About half of the US$13bn financing requirement in 2008 will be met by the fiscal surplus. With US$2bn covered by the bond sales to Venezuela, the remainder is likely to be absorbed the local market, including the pension fund industry. Reserves stood at over US$47bn in late July, providing quite a cushion, and the government would probably tap its reserves to meet any uncovered financing needs in 2009.

Unsustainable path
With financing needs rising in the medium term, and with fiscal revenue vulnerable to an inflation-driven collapse in domestic demand and a commodity price fall—the public finances have become increasingly exposed to commodity prices in recent years as the governments of Nestor Kirchner and now his wife, Cristina Fernández de Kirchner, have ramped up export taxes—Argentina’s creditworthiness is once again firmly under the spotlight. This is despite the fact that barely three years have passed since the country emerged from the largest debt-restructuring in emerging market history, and despite twin fiscal and current account surpluses and elevated GDP growth in recent years.

In July Ms Kirchner’s government, based mainly around the dominant Partido Justicialista (PJ or Peronist party), lost a vote in the Senate to uphold a new sliding scale system of agricultural export taxes introduced by presidential decree in March. The tax changes were introduced to boost government revenue, on top of tax rises instituted in November 2007 in response to soaring international commodity prices. However, prices for soya—Argentina’s main export—have now fallen 25% from the peak recorded in the first quarter of 2008.

The abolition of the March export tax hike creates a revenue shortfall of around 0.5% of GDP in 2008. This, together with rising spending on subsidies—in the energy and transport sectors as well as cross-subsidies in the agricultural sector—will reduce the primary surplus to 3% of GDP or lower this year and the outlook is for a further mild erosion (assuming a hard landing is avoided for the economy) in the fiscal position in the medium term.

Credibility problem

The Kirchners’ failure to restore faith in inflation statistics, which have been heavily manipulated by the government since January 2007 to render a favourable reading, is weighing on the credibility of the government and its economic policies. Downplaying inflation artificially inflates real GDP growth as well understating the loss of export competitiveness and undercutting households’ buying power.

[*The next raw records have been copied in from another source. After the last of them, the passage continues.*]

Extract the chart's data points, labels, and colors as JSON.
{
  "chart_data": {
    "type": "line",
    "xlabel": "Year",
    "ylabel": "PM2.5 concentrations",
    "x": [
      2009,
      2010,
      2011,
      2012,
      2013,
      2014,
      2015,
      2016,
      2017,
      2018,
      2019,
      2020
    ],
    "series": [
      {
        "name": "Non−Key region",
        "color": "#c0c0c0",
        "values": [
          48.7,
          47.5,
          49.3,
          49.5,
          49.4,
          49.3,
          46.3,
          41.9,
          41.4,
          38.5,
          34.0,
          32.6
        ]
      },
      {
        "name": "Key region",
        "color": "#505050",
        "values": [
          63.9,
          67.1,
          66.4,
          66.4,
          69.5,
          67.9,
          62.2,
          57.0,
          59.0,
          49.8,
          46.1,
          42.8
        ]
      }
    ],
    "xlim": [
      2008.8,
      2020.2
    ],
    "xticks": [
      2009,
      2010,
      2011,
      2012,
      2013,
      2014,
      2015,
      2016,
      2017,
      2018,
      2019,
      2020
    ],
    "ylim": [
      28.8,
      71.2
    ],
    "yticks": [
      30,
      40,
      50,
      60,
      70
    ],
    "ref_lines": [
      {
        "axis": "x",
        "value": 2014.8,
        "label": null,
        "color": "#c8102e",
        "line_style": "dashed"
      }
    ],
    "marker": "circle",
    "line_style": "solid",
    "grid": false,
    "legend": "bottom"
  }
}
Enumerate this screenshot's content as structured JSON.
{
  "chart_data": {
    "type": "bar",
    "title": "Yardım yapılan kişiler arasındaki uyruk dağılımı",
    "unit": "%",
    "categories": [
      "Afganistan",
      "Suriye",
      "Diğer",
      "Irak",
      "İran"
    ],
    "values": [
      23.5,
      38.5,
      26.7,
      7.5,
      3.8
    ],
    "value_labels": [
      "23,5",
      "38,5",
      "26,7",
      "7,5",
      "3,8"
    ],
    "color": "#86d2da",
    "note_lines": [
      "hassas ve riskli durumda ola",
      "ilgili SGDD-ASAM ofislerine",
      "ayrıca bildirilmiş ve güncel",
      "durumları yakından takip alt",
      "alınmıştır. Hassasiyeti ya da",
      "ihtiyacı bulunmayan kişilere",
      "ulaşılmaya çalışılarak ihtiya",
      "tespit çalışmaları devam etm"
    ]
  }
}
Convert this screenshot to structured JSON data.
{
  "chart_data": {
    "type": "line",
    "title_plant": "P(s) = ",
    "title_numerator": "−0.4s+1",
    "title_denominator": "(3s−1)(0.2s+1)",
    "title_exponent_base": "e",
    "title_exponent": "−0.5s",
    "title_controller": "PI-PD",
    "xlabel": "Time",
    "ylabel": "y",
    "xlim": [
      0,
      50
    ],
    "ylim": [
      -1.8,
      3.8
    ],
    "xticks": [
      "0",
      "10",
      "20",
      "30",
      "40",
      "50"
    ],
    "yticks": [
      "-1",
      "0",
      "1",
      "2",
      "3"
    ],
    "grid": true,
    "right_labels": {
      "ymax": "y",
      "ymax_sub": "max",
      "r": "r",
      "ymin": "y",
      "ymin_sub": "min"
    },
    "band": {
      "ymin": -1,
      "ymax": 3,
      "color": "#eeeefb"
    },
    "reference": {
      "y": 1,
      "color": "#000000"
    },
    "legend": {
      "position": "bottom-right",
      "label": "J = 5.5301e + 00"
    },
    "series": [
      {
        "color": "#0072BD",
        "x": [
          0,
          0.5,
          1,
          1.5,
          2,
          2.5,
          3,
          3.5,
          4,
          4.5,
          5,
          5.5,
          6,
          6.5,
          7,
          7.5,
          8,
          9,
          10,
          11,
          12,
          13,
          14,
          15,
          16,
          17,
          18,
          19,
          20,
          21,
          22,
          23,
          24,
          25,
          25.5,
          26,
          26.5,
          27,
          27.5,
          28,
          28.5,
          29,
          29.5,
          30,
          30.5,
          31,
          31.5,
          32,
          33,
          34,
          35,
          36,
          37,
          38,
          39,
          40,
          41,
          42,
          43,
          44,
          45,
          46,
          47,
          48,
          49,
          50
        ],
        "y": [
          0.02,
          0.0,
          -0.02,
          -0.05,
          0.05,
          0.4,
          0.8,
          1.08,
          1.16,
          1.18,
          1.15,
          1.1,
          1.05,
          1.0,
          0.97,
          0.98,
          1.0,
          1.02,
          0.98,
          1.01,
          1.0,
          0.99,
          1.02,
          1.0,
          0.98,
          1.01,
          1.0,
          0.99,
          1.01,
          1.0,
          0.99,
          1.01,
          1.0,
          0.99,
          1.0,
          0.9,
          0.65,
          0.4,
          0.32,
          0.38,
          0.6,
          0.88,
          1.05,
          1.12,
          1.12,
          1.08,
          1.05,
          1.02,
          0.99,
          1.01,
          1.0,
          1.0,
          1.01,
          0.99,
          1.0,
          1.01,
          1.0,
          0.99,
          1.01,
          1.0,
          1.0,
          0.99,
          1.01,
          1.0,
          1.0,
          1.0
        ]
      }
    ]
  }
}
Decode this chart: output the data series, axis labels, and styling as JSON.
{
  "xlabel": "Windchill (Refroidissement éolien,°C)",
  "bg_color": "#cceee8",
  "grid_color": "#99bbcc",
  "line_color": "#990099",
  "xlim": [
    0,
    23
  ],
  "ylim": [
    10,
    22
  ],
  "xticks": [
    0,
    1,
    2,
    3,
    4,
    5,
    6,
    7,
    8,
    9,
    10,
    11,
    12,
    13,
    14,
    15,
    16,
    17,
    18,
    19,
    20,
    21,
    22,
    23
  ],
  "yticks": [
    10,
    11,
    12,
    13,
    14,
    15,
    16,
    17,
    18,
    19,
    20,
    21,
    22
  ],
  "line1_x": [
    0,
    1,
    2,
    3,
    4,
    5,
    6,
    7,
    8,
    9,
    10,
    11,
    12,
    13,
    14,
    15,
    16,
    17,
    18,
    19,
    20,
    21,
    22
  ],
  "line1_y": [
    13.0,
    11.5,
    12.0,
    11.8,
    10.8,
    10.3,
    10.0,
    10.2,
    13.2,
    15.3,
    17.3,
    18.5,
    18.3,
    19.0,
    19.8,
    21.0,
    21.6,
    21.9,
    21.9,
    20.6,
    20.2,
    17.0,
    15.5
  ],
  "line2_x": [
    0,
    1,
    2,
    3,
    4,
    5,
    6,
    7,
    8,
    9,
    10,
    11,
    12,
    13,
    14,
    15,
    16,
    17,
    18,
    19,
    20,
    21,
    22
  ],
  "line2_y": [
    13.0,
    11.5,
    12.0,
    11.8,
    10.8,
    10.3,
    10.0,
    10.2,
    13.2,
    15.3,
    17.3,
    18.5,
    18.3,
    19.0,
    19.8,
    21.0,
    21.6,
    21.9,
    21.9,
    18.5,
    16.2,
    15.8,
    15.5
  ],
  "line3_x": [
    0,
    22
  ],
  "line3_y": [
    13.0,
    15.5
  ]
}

Should the Kirchners’ fail to adjust economic policies in order to avoid an inflation-driven collapse in domestic demand or massive capital flight, or address fiscal and financial challenges, Argentina could face spiraling debt-servicing costs and renewed bouts of capital flight.

Some pressure to adjust policies will come from within the ranks of Peronists themselves as they fret about the longer-term damage and their own political survival (the next presidential election is due to be held in October 2011), but it remains to be seen whether this will be enough to persuade the Kirchners to change tack.

A debt default is unlikely in the next twelve months, partly because the central bank has sufficient reserves to cover the country’s remaining debt-repayment obligations. But the risks thereafter are higher. The political calendar—mid-term congressional elections in which the Kirchners will try to patch up their battered popularity and weakened political alliance—does not bode well for taking the politically difficult policy decisions needed to put public finances on a sustainable footing.